Friday, April 20, 2007

A case against Thomas Palley (fg)

Thomas Palley, one of the leading Post Keynesians, recently made a case against inflation targeting. His argumentation is not on technical issues or how such a conceptual framework can be best conducted; it is rather on theoretical grounds. An explicit inflation targeting framework ipso facto assumes money to be neutral with respect to growth and unemployment. He says this consensus is rooted in Friedman’s theory of a natural rate of unemployment (NAIRU) in wich monetary policy can promote anything than delivering price stability. Palley goes further by introducing the opposed consensus, i.e. money has real effects. He conludes that inflation targeting is inferior since in this framework inflation is the sole (nominal) objective. A real obejctive is missing.

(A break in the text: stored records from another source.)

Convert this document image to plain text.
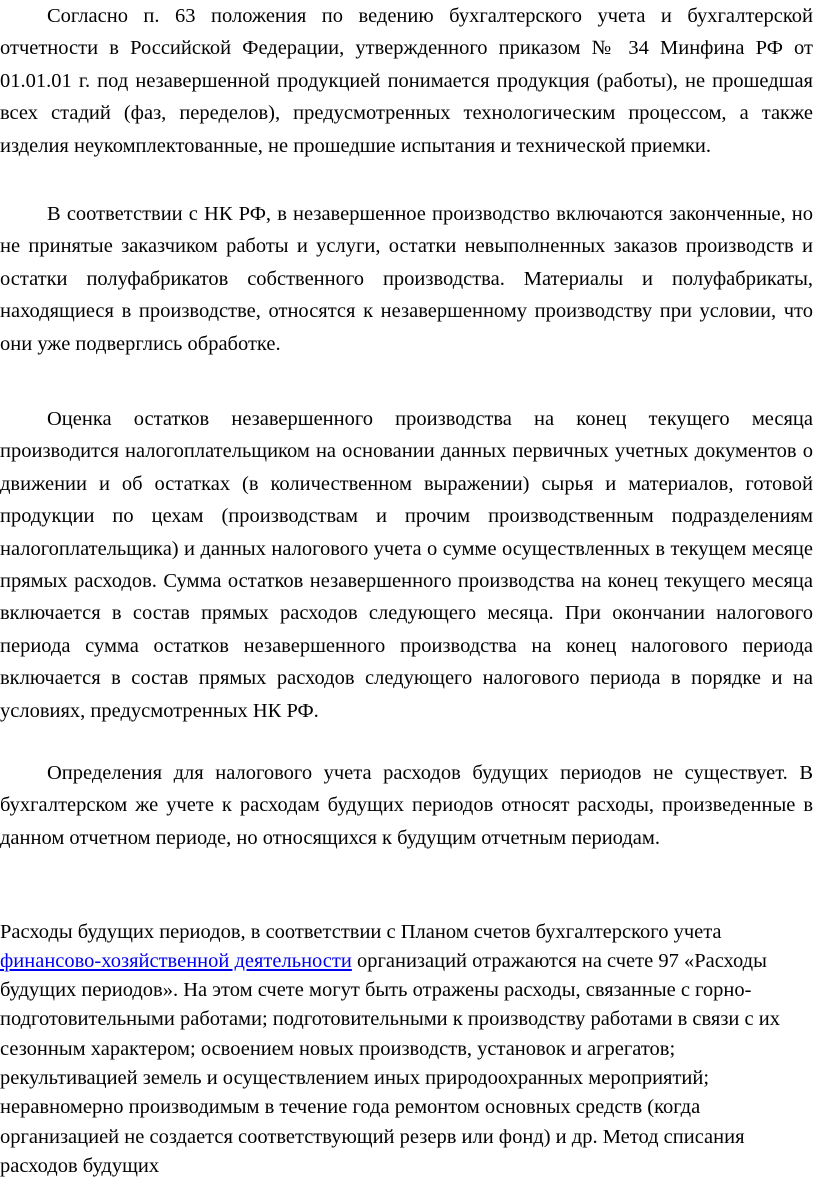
Согласно п. 63 положения по ведению бухгалтерского учета и бухгалтерской отчетности в Российской Федерации, утвержденного приказом № 34 Минфина РФ от 01.01.01 г. под незавершенной продукцией понимается продукция (работы), не прошедшая всех стадий (фаз, переделов), предусмотренных технологическим процессом, а также изделия неукомплектованные, не прошедшие испытания и технической приемки.

В соответствии с НК РФ, в незавершенное производство включаются законченные, но не принятые заказчиком работы и услуги, остатки невыполненных заказов производств и остатки полуфабрикатов собственного производства. Материалы и полуфабрикаты, находящиеся в производстве, относятся к незавершенному производству при условии, что они уже подверглись обработке.

Оценка остатков незавершенного производства на конец текущего месяца производится налогоплательщиком на основании данных первичных учетных документов о движении и об остатках (в количественном выражении) сырья и материалов, готовой продукции по цехам (производствам и прочим производственным подразделениям налогоплательщика) и данных налогового учета о сумме осуществленных в текущем месяце прямых расходов. Сумма остатков незавершенного производства на конец текущего месяца включается в состав прямых расходов следующего месяца. При окончании налогового периода сумма остатков незавершенного производства на конец налогового периода включается в состав прямых расходов следующего налогового периода в порядке и на условиях, предусмотренных НК РФ.

Определения для налогового учета расходов будущих периодов не существует. В бухгалтерском же учете к расходам будущих периодов относят расходы, произведенные в данном отчетном периоде, но относящихся к будущим отчетным периодам.

Расходы будущих периодов, в соответствии с Планом счетов бухгалтерского учета финансово-хозяйственной деятельности организаций отражаются на счете 97 «Расходы будущих периодов». На этом счете могут быть отражены расходы, связанные с горно-подготовительными работами; подготовительными к производству работами в связи с их сезонным характером; освоением новых производств, установок и агрегатов; рекультивацией земель и осуществлением иных природоохранных мероприятий; неравномерно производимым в течение года ремонтом основных средств (когда организацией не создается соответствующий резерв или фонд) и др. Метод списания расходов будущих
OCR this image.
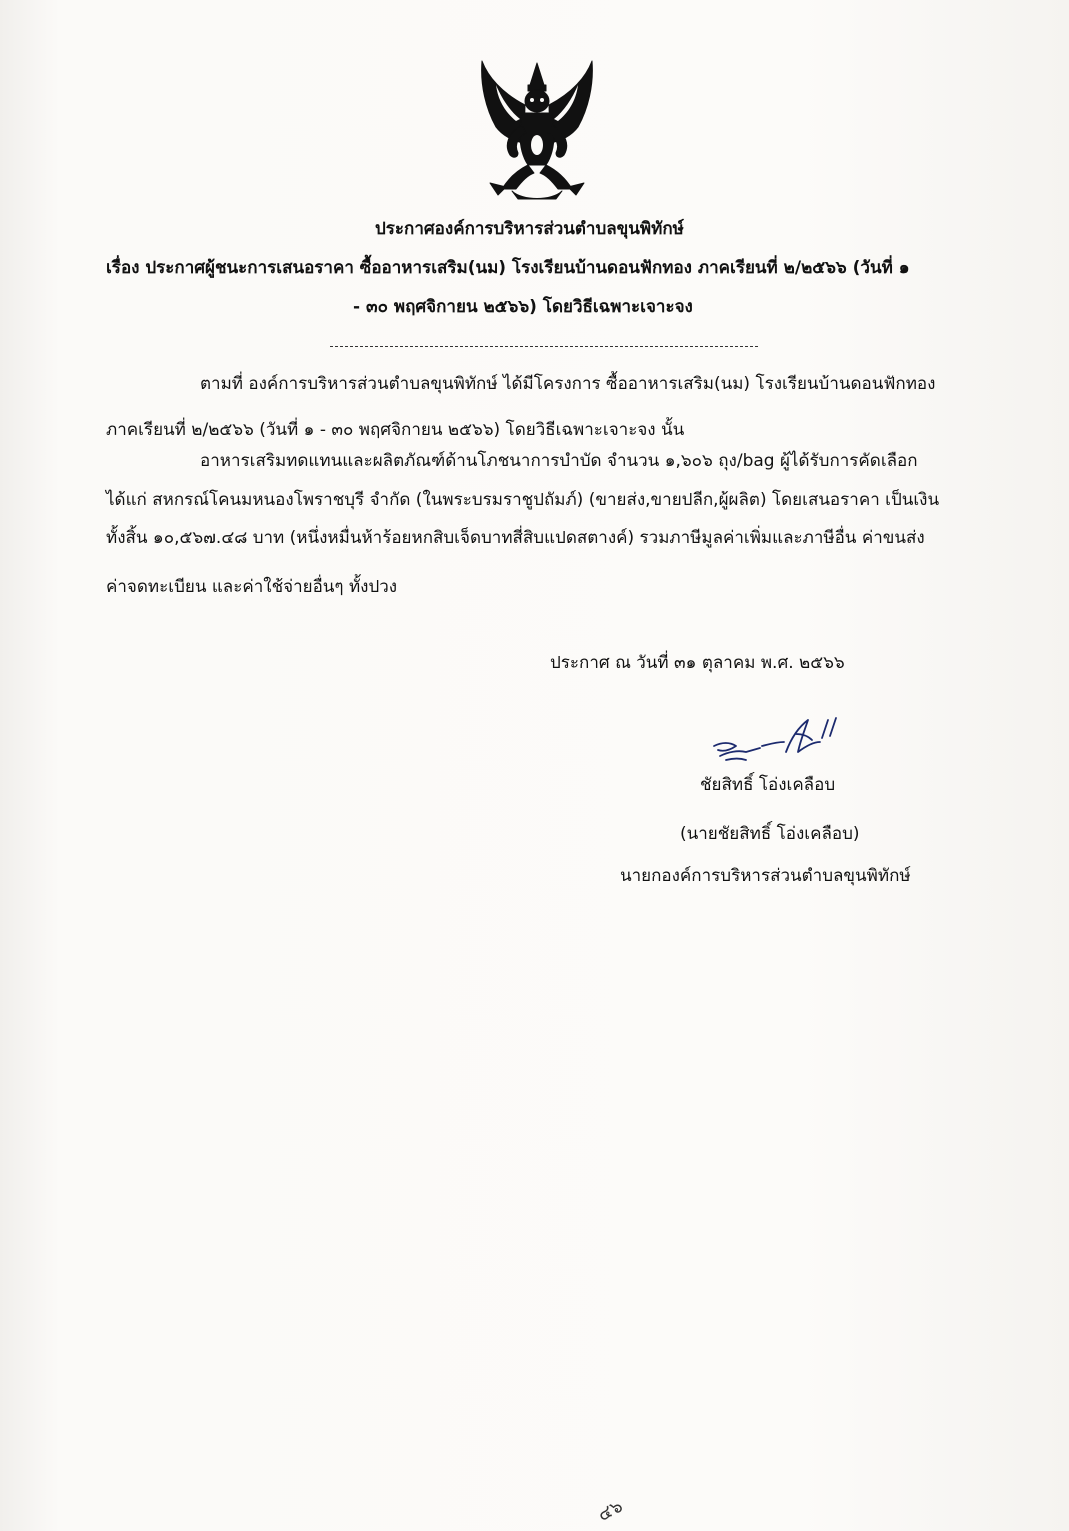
ประกาศองค์การบริหารส่วนตำบลขุนพิทักษ์
เรื่อง ประกาศผู้ชนะการเสนอราคา ซื้ออาหารเสริม(นม) โรงเรียนบ้านดอนฟักทอง ภาคเรียนที่ ๒/๒๕๖๖ (วันที่ ๑
- ๓๐ พฤศจิกายน ๒๕๖๖) โดยวิธีเฉพาะเจาะจง
ตามที่ องค์การบริหารส่วนตำบลขุนพิทักษ์ ได้มีโครงการ ซื้ออาหารเสริม(นม) โรงเรียนบ้านดอนฟักทอง
ภาคเรียนที่ ๒/๒๕๖๖ (วันที่ ๑ - ๓๐ พฤศจิกายน ๒๕๖๖) โดยวิธีเฉพาะเจาะจง นั้น
อาหารเสริมทดแทนและผลิตภัณฑ์ด้านโภชนาการบำบัด จำนวน ๑,๖๐๖ ถุง/bag ผู้ได้รับการคัดเลือก
ได้แก่ สหกรณ์โคนมหนองโพราชบุรี จำกัด (ในพระบรมราชูปถัมภ์) (ขายส่ง,ขายปลีก,ผู้ผลิต) โดยเสนอราคา เป็นเงิน
ทั้งสิ้น ๑๐,๕๖๗.๔๘ บาท (หนึ่งหมื่นห้าร้อยหกสิบเจ็ดบาทสี่สิบแปดสตางค์) รวมภาษีมูลค่าเพิ่มและภาษีอื่น ค่าขนส่ง
ค่าจดทะเบียน และค่าใช้จ่ายอื่นๆ ทั้งปวง
ประกาศ ณ วันที่ ๓๑ ตุลาคม พ.ศ. ๒๕๖๖
ชัยสิทธิ์ โอ่งเคลือบ
(นายชัยสิทธิ์ โอ่งเคลือบ)
นายกองค์การบริหารส่วนตำบลขุนพิทักษ์
๔๖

Well, as you may guess, I find some points refuting this statement:
  • Did Palley ever heard from Svensson and his Flexible Inflation Targeting where there are (at least) two objectives in the loss function, i.e. inflation and output deviations?
  • I really don't find any economist of the critized consensus view claiming that monetary policy has no effects on both real and nominal outcomes (at least in the short-run)
  • It may be true that the theroetical consenus view sees potential output as an exogenous AR(1) process with an error term normally distributed and thereby, working with an equilibrium concept (DSGE). However, as Woodford showed, we could easily introduce endougenous capital accumulation where induced investment increases potential output.
  • But my main point refers to monetary policy practice. Since potential output is not oberservable for policy-makers in the conduct of monetary policy, it has to be estimated. A Hodrick-Prescott filter estimates potential output and the output gap on behalf of past output growth. Therfore, it becomes clear that monetary policy actually permitts potential output to be an endogenous variable depending on past growth performance!